The OED also lists a 1947 reference to the black actor Canada Lee performing the role of Bosola in The Duchess of Malfi in whiteface.

===Examples===
- The 1970 film Watermelon Man begins with Godfrey Cambridge playing a whiteface character, who then wakes up one morning to find himself to be black.
- Eddie Murphy performed in whiteface on Saturday Night Live in the 1980s, and appeared in whiteface for minor characters in the films Coming to America, Vampire in Brooklyn and The Nutty Professor.
- In the 2004 film White Chicks, Shawn Wayans and Marlon Wayans play two FBI agents who go undercover as young white women by using whiteface.
- The 2006 FX reality television show Black. White. had two families realistically portrayed via makeup as another race: One in blackface, the other in whiteface.
- Nick Cannon whitefaced in portraying alter ego character Connor Smallnut in promoting 2014 album "White People Party Music".
- Chamillionaire whitefaced as anchorman Bob O'Wildy in the 2007 video for "Hip Hop Police".
- A 2015 production of Charles Francis Chan Jr.'s Exotic Murder Mystery by the National Asian American Theater Company was praised for its use of enlarged images of performers in both whiteface and yellowface.
- In 2026, Druski whitefaced while portraying Erika Kirk and other conservative figures in a widely circulated online video.

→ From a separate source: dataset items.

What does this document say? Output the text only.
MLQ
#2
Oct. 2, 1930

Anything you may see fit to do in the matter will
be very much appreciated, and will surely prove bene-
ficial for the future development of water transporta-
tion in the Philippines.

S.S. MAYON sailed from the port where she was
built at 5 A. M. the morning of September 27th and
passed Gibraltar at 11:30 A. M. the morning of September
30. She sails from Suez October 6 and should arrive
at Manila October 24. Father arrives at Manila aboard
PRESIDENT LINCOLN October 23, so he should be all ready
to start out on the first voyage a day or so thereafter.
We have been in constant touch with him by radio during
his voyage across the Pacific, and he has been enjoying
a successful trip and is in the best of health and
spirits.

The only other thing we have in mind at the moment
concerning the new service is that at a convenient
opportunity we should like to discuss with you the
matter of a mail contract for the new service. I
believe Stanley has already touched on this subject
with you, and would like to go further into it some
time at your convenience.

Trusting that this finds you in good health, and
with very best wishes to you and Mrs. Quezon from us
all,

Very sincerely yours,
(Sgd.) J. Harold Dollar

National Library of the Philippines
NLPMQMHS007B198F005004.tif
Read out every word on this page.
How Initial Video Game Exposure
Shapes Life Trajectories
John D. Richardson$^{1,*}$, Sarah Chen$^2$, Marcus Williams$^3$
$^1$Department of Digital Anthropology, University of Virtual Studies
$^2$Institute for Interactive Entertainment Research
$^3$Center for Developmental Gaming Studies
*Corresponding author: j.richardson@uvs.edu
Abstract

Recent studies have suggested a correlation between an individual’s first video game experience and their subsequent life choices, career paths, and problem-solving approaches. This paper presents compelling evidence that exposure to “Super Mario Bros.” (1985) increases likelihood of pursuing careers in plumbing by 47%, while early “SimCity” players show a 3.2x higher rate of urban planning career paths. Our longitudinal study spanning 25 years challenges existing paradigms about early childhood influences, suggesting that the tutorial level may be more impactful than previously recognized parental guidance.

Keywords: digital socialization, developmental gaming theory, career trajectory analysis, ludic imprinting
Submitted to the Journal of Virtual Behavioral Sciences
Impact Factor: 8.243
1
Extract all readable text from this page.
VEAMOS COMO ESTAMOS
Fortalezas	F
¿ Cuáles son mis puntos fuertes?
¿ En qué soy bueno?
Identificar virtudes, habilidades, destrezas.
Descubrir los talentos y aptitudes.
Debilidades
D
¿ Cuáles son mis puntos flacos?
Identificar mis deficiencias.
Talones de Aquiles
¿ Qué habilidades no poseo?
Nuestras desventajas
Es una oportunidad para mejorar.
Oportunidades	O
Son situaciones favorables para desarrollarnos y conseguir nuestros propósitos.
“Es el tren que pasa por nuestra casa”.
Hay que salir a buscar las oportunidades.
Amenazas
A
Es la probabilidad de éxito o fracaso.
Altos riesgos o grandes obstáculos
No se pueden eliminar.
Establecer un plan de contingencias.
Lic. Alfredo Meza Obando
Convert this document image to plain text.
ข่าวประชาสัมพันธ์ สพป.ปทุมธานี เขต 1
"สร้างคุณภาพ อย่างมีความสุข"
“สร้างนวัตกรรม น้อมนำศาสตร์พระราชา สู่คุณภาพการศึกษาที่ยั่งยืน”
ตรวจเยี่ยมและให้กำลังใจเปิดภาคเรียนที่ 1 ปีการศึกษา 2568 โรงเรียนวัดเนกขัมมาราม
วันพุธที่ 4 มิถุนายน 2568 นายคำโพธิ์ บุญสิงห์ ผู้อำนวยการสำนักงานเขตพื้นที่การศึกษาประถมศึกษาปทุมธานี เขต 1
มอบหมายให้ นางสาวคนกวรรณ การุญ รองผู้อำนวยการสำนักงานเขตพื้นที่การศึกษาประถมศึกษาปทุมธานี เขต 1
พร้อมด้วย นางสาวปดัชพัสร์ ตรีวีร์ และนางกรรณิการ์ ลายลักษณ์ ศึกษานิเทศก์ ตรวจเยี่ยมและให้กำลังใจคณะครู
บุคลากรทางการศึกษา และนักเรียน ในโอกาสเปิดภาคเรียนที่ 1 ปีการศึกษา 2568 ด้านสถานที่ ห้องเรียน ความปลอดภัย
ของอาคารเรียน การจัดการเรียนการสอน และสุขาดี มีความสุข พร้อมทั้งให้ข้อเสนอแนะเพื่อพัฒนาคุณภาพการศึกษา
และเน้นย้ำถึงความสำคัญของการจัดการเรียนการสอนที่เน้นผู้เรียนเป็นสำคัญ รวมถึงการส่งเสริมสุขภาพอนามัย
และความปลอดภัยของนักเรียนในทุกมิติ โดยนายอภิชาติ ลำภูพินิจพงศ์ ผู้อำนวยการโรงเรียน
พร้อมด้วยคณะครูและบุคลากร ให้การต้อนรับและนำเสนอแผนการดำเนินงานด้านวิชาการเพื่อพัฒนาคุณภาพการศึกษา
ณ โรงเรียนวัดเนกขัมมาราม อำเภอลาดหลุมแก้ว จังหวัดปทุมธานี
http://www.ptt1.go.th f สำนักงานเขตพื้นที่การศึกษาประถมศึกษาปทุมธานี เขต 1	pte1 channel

==Comparison to blackface==
Blackface is widely considered racist due to its traceable racial links to slavery and racial segregation. For this reason, blackface is heavily condemned in modern art forms, while whiteface is occasionally employed in modern times, usually in a comedic context. Those who defend it as art differentiate it from blackface, often arguing that whiteface does not draw on a legacy of racism in the way that blackface does, hence arguing that the intended satire of white lifestyles is not racist.